Facebook is Broken: Government Edition

I woke Monday morning to find my car missing from the street in front of my house.  I called the police and the dispatcher informed me that it had been towed due to a parking ban because of snow.  They couldn’t locate an announcement on their site.  They did however find it posted on their Facebook page.  

Social Media has been the rallying cry for much of 2012. Because of this, many businesses and public agencies are staking a presence on Facebook and other social media sites.   Meet the people where they are, right? 

Maybe.

Public agencies have a different remit and responsibility than private business.

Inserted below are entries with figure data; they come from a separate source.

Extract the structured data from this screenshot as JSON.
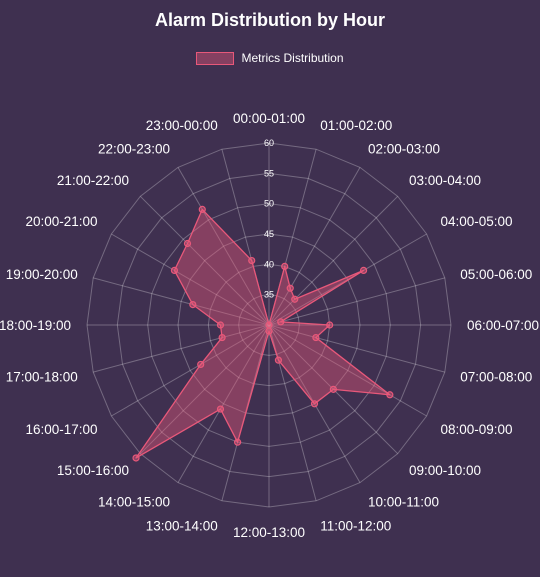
{
  "chart_data": {
    "type": "radar",
    "title": "Alarm Distribution by Hour",
    "legend": {
      "placement": "top-center"
    },
    "categories": [
      "00:00-01:00",
      "01:00-02:00",
      "02:00-03:00",
      "03:00-04:00",
      "04:00-05:00",
      "05:00-06:00",
      "06:00-07:00",
      "07:00-08:00",
      "08:00-09:00",
      "09:00-10:00",
      "10:00-11:00",
      "11:00-12:00",
      "12:00-13:00",
      "13:00-14:00",
      "14:00-15:00",
      "15:00-16:00",
      "16:00-17:00",
      "17:00-18:00",
      "18:00-19:00",
      "19:00-20:00",
      "20:00-21:00",
      "21:00-22:00",
      "22:00-23:00",
      "23:00-00:00"
    ],
    "series": [
      {
        "name": "Metrics Distribution",
        "values": [
          30,
          40,
          37,
          36,
          48,
          32,
          40,
          38,
          53,
          45,
          45,
          36,
          31,
          50,
          46,
          61,
          43,
          38,
          38,
          43,
          48,
          49,
          52,
          41
        ]
      }
    ],
    "rlim": [
      30,
      60
    ],
    "ticks": [
      35,
      40,
      45,
      50,
      55,
      60
    ],
    "grid": true,
    "colors": {
      "background": "#3f3050",
      "series_line": "#e8587a",
      "series_fill": "rgba(232, 88, 122, 0.42)",
      "grid": "rgba(255, 255, 255, 0.28)",
      "text": "#ffffff"
    }
  }
}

Using a private website such as Facebook as an adjunct to their primary site can be a great way to promote a city or an agency and the good things that are happening there.  It can be a way to build a community and converse with the constituents.  However, Facebook and other social media outlets should not replace posting information and announcements on a government site (or a business's site for that matter).  

Last month the blog Dangerous Minds announced “Facebook: I want my Friends Back”.  He’d noticed that despite increasing number of “likes” on his page from fans, the traffic to his website from Facebook was decreasing.  The short version is that Facebook does not post every announcement by you to all of the people who follow or “like” your page.   “Each post was now being seen only by a fraction of their total “fans” who would previously have seen them”   According to the New York Observer
“Facebook acknowledged it as recently as last week: messages now reach, on average, just 15 percent of an account’s fans....if you want to speak to the other 80 to 85 percent of people who signed up to hear from you, “sponsoring posts is important.”

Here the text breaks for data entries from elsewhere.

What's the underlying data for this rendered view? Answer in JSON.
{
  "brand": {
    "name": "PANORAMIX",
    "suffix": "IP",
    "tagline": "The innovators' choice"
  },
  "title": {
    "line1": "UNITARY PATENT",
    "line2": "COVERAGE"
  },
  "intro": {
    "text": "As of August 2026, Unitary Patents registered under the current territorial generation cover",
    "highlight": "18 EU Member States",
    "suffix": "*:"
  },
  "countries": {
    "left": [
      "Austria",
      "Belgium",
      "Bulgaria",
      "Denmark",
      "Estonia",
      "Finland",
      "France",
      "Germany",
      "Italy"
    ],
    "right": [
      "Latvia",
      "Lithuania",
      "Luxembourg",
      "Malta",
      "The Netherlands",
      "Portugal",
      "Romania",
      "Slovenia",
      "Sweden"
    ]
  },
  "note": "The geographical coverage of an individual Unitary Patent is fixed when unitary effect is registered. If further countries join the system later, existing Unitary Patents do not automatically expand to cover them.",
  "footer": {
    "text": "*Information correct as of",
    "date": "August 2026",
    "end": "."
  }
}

Sponsoring posts means paying.  It offers publishers the option to promote a post, which extends a post’s reach to additional users.   For bloggers and website owners, this can mean a lot of money to reach the people that have liked their page. . 

For government agencies this means that emergency or time sensitive announcements are not getting to a large number of people who, may or may not, believe they’re getting them.  Announcements government makes can be legally obligated such as public hearings or legal proceedings or have legal implications like parking bans.   In the case of my town, of the 3,754 people who “like” the local PD, approximately 563 (15%) of them had the parking ban announcement posted to their page.

What to do about it?

For Government:
  • Post every official announcement to the government page
  • If you want announcements to go to social media, use a services that posts your RSS feed to  your social media accounts.
  • Notify constituents that they should check the official agency site for announcements.
  • Encourage social media users to sign up for e-mail alerts directly from your webpage.  It’s the only page you truly control.

For the public
Social media can be a great tool, but it should not replace either a government or business keeping their own home site current.